Reform blasphemy laws: Amnesty to Pakistan
Islamabad: Amnesty International (AI) has urged Pakistan to reform its controversial blasphemy laws, after the arrest of a mentally challenged minor Pakistani Christian girl on charges of blasphemy, which has triggered international outrage.
Rifta Masih, 11, who reportedly suffers from Down’s Syndrome, was arrested for allegedly burning pages from the Holy Quran. She was taken into police custody from a low-income area of Islamabad last Thursday after a furious mob demanded she be punished.
Amnesty International’s South Asia director, Polly Truscott, said the case showed the "erosion of the rule of law" in Pakistan and the dangers faced by those accused of blasphemy.

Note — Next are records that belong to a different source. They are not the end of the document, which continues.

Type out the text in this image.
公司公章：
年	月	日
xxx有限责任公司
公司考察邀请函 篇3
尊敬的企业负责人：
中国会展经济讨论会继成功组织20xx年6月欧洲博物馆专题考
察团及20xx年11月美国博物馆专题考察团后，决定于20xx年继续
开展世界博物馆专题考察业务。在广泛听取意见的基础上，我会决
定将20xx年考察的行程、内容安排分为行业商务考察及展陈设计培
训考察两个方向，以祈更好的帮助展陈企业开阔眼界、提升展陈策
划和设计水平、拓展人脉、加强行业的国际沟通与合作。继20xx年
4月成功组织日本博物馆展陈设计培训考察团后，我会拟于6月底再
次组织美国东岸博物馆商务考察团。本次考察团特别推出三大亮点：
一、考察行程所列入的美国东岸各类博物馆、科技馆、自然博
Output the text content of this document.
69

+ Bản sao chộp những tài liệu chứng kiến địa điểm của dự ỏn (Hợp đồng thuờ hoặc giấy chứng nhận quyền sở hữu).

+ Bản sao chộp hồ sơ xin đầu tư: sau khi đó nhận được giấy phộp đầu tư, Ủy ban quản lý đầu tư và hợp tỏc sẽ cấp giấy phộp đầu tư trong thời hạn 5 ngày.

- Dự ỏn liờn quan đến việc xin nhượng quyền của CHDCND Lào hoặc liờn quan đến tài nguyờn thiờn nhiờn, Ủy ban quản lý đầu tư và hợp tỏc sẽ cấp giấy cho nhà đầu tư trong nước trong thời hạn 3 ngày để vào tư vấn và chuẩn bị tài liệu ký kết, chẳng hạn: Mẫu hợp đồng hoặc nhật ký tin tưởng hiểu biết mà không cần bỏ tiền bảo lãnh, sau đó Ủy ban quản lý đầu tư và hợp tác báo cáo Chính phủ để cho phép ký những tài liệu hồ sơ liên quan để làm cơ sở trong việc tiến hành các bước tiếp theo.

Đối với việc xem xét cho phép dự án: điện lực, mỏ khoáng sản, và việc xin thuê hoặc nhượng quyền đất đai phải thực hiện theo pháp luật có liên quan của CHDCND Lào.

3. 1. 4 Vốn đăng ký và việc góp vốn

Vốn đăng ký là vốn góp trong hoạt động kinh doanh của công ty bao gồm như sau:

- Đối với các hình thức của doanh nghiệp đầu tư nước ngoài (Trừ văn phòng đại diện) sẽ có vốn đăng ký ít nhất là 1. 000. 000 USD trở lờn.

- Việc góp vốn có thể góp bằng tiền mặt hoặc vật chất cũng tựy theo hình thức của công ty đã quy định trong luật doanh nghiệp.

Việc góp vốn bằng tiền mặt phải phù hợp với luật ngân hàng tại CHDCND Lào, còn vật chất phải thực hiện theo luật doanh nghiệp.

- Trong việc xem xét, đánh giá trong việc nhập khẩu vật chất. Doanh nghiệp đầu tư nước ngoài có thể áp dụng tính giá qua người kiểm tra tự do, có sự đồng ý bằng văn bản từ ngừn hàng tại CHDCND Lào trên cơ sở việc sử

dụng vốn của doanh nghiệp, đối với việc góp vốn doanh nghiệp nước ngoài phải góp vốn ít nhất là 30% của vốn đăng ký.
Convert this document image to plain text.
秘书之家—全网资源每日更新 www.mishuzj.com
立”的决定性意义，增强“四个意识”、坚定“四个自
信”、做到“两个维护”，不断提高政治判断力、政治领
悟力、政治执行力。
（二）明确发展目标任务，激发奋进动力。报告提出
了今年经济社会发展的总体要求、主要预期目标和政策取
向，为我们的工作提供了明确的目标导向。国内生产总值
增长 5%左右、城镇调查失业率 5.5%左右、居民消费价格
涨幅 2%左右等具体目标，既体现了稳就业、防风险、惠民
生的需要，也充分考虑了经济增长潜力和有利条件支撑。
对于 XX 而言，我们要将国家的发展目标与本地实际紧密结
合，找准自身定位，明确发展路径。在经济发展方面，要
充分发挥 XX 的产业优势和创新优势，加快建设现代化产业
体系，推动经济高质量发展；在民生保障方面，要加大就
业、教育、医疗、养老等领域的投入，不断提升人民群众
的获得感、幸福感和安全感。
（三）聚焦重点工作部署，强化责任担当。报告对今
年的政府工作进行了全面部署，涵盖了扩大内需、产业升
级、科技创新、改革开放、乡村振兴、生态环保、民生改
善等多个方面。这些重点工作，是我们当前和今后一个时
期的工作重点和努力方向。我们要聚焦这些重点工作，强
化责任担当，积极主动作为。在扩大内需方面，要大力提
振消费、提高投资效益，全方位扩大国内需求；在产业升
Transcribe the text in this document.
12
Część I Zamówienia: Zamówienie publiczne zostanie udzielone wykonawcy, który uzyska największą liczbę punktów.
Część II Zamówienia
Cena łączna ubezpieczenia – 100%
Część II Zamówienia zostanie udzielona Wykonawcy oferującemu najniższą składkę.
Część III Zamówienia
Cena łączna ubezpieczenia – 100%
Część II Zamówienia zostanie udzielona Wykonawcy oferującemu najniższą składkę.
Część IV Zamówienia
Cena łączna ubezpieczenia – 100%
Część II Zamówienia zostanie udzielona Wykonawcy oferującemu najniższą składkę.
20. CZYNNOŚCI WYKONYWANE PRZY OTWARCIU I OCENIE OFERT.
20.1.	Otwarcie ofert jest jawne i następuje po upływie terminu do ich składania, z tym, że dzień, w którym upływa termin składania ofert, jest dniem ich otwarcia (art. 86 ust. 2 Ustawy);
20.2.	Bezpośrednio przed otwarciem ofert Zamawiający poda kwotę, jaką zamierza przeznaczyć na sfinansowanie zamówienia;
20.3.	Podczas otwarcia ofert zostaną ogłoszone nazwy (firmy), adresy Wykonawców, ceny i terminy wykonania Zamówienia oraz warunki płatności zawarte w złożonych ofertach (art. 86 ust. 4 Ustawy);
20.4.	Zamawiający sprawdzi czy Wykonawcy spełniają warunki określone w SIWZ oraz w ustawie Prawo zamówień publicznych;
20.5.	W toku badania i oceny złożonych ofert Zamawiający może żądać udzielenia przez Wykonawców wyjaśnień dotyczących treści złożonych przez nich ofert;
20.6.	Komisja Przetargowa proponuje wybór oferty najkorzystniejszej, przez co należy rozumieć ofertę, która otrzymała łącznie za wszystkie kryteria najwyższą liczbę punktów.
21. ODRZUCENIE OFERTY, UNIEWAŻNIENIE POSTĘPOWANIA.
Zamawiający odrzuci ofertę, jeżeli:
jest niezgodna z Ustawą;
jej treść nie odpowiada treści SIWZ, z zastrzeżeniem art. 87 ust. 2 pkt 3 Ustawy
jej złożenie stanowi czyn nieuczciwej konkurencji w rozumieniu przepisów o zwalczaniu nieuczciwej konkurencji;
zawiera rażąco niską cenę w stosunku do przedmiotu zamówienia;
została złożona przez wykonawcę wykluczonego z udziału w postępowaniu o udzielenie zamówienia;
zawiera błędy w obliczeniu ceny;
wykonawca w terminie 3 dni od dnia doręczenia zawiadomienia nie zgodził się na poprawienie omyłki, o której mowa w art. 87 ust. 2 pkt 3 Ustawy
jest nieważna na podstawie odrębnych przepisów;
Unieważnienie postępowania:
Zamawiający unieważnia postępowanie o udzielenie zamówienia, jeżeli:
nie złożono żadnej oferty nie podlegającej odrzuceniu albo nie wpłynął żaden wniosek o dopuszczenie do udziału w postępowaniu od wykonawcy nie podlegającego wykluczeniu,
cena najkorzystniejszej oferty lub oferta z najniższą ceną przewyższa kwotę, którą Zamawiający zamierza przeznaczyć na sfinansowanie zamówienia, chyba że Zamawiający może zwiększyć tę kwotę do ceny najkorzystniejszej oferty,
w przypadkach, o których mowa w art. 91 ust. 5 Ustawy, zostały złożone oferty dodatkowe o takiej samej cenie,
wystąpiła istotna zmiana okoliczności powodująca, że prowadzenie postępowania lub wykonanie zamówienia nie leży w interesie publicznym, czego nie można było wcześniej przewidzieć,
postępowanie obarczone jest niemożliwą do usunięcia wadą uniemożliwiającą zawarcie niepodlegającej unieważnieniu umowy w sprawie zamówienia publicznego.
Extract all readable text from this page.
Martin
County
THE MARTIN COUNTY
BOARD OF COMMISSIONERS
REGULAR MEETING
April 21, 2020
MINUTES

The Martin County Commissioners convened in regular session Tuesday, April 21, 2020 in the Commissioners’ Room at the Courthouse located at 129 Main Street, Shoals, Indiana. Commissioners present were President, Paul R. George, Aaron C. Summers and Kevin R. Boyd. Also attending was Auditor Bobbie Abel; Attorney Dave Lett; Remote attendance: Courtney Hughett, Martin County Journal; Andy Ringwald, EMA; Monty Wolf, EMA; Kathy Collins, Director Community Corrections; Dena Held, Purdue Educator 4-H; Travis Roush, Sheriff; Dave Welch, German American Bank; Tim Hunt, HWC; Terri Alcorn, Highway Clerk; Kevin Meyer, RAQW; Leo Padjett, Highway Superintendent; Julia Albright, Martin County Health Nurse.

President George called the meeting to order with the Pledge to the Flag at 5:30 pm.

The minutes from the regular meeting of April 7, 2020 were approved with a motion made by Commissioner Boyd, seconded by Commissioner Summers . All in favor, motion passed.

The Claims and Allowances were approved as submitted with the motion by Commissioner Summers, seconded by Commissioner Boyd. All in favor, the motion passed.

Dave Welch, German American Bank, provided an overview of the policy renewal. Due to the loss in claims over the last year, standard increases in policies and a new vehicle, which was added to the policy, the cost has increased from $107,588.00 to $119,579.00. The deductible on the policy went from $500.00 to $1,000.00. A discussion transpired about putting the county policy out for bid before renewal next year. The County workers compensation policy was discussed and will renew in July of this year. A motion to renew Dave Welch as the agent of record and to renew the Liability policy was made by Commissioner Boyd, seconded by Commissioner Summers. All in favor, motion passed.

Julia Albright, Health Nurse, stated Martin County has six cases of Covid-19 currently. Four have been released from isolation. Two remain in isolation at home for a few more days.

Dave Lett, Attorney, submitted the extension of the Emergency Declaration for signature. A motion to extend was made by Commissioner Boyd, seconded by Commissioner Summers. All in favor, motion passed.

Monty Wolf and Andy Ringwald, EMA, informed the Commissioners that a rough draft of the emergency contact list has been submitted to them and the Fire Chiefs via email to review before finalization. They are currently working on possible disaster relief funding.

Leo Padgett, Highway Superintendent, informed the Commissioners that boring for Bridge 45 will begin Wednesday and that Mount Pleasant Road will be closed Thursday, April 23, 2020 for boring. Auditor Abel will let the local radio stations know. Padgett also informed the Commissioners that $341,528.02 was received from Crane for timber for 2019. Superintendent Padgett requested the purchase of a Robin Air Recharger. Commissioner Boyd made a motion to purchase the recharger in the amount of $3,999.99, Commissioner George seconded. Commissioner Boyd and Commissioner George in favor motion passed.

"Amnesty International is extremely concerned for Rifta's safety. In the recent past, individuals accused of blasphemy have been killed by members of the public," The Express Tribune quoted Truscott, as saying.
Truscott welcomed President Asif Ali Zardari's move seeking an explanation for the arrest, but warned it would count for little unless there were "greater efforts to reform the blasphemy laws to ensure they cannot be used maliciously to settle disputes or enable private citizens to take matters into their own hands."
"The continued failure to reform these laws has effectively sent the message that anyone can commit outrageous abuses and attempt to excuse them as defence of religious sentiments," Truscott said.
The Human Rights Commission of Pakistan (HRCP) too condemned the incident, saying: "The fact that the girl is a juvenile and suffers from Down's Syndrome only makes the charge more preposterous and barbaric. It is also extremely disturbing to note that the police allowed a mob to surround the police station and demand that she be handed over."
The HRCP statement expressed concern over the country’s political leadership being unwilling to speak out against extremism and injustices towards non-Muslims, and added that the authorities should immediately release the girl.